There are some unconfirmed reports that former Chinese leader Jiang Zemin has died. There is no official confirmation of the passage from the Chinese government, however. In fact the Chinese are moving to squash the rumors.
Indeed the Chinese government's efforts to scrub the Internet inside the country of the rumor has proven to be so thorough that Chinese twitterers are being reduced to using code language that the government censors cannot catch to discuss the story.
The hurly burly surrounding the rumors of Jiang's death illustrates the continuing efforts of the Chinese communist government to maintain absolute control of the information the Chinese people are permitted to have and the problems of doing so in the Internet age. Computer social networks are so diffuse and the people using them are so adroit in using them, tyrannies such as the current one in Beijing might as well try to bottle up smoke as they are to suppress news they do not want to be known.

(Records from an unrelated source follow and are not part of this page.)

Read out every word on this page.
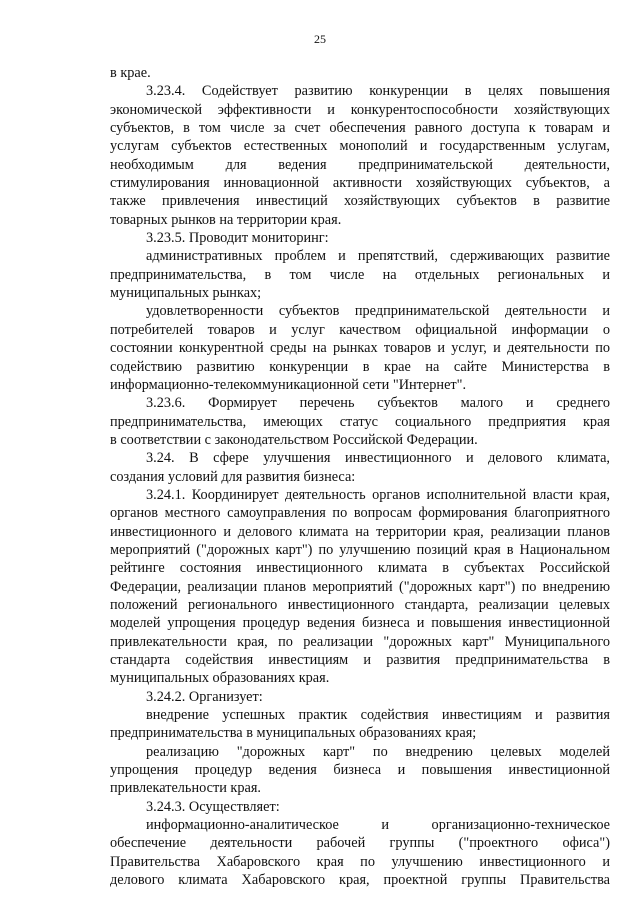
25
в крае.
3.23.4. Содействует развитию конкуренции в целях повышения
экономической эффективности и конкурентоспособности хозяйствующих
субъектов, в том числе за счет обеспечения равного доступа к товарам и
услугам субъектов естественных монополий и государственным услугам,
необходимым для ведения предпринимательской деятельности,
стимулирования инновационной активности хозяйствующих субъектов, а
также привлечения инвестиций хозяйствующих субъектов в развитие
товарных рынков на территории края.
3.23.5. Проводит мониторинг:
административных проблем и препятствий, сдерживающих развитие
предпринимательства, в том числе на отдельных региональных и
муниципальных рынках;
удовлетворенности субъектов предпринимательской деятельности и
потребителей товаров и услуг качеством официальной информации о
состоянии конкурентной среды на рынках товаров и услуг, и деятельности по
содействию развитию конкуренции в крае на сайте Министерства в
информационно-телекоммуникационной сети "Интернет".
3.23.6. Формирует перечень субъектов малого и среднего
предпринимательства, имеющих статус социального предприятия края
в соответствии с законодательством Российской Федерации.
3.24. В сфере улучшения инвестиционного и делового климата,
создания условий для развития бизнеса:
3.24.1. Координирует деятельность органов исполнительной власти края,
органов местного самоуправления по вопросам формирования благоприятного
инвестиционного и делового климата на территории края, реализации планов
мероприятий ("дорожных карт") по улучшению позиций края в Национальном
рейтинге состояния инвестиционного климата в субъектах Российской
Федерации, реализации планов мероприятий ("дорожных карт") по внедрению
положений регионального инвестиционного стандарта, реализации целевых
моделей упрощения процедур ведения бизнеса и повышения инвестиционной
привлекательности края, по реализации "дорожных карт" Муниципального
стандарта содействия инвестициям и развития предпринимательства в
муниципальных образованиях края.
3.24.2. Организует:
внедрение успешных практик содействия инвестициям и развития
предпринимательства в муниципальных образованиях края;
реализацию "дорожных карт" по внедрению целевых моделей
упрощения процедур ведения бизнеса и повышения инвестиционной
привлекательности края.
3.24.3. Осуществляет:
информационно-аналитическое и организационно-техническое
обеспечение деятельности рабочей группы ("проектного офиса")
Правительства Хабаровского края по улучшению инвестиционного и
делового климата Хабаровского края, проектной группы Правительства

Jiang, according to the Encyclopedia Britannica, was General Secretary of the Chinese Communist Party between 1989 and 2002 and president of China from 1993 to 2003. Jiang had been chosen as a compromise candidate for the former post in the wake of the Tiananmen Square Massacre of pro democracy student demonstrators.
He continued the policy of encouraging private enterprise while clamping down on personal freedom. Jiang fostered the privatization of state owned industries starting in 1997. China achieved some of the greatest economic growth it has enjoyed in the 20th century under Jiang's regime, thus becoming an economic power.
The economic power China came to enjoy began to be translated into political, military, and diplomatic power. Nevertheless, Jiang pursued a policy of more or less friendly relations with the United States
Rumors of Jiang's ill health and his impending demise have been swirling about for months. He did not show up at the celebration of the 90th anniversary of the founding of the Chinese Communist Party last Friday, for example.
No doubt the Chinese want to announce Jiang's death in a controlled way in order to ensure stability. It may well not be able to do so entirely.